Na mesma ação policial, Renato da Silva Paixão, então com 6 anos, ficou gravemente ferido e perdeu uma das pernas.
Na época, a morte de Maicon foi registrada como “auto de resistência”, classificação utilizada durante décadas para mortes provocadas por policiais sob alegação de confronto. O registro chegou a atribuir os disparos à própria criança.
O inquérito havia sido arquivado em 2019 por falta de provas, mas será reaberto em cumprimento a uma recomendação da Corte Interamericana de Direitos Humanos, que apontou violações de direitos humanos no caso.

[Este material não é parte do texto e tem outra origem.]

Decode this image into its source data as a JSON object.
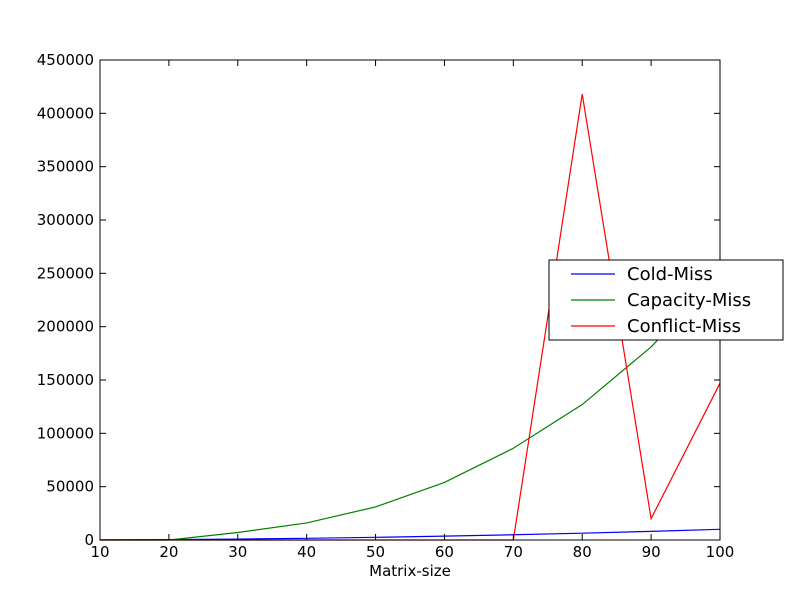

O procedimento foi encaminhado à Promotoria de Investigação Penal, que terá o prazo de um ano para reexaminar os fatos, identificar eventuais responsáveis e avaliar possíveis responsabilizações, seguindo as diretrizes estabelecidas pela Corte.
Além da reabertura das investigações, o termo “auto de resistência”, que nunca teve previsão legal e já foi extinto, será retirado do registro oficial da morte de Maicon.
Nesta semana, o Estado brasileiro assinou um acordo de reconhecimento e reparação e apresentou um pedido oficial de desculpas à família da vítima.
Ao longo de quase três décadas, o pai de Maicon, José Luiz Faria da Silva, tornou-se um símbolo da luta contra a violência policial, promovendo vigílias e manifestações em memória do filho.
Emocionada, a mãe, Maria da Penha Souza e Silva, afirmou:
“O nome do meu filho foi limpo e ele recebeu o registro de como foi morto. Para mim, mostrar o porquê ele foi morto é tudo.”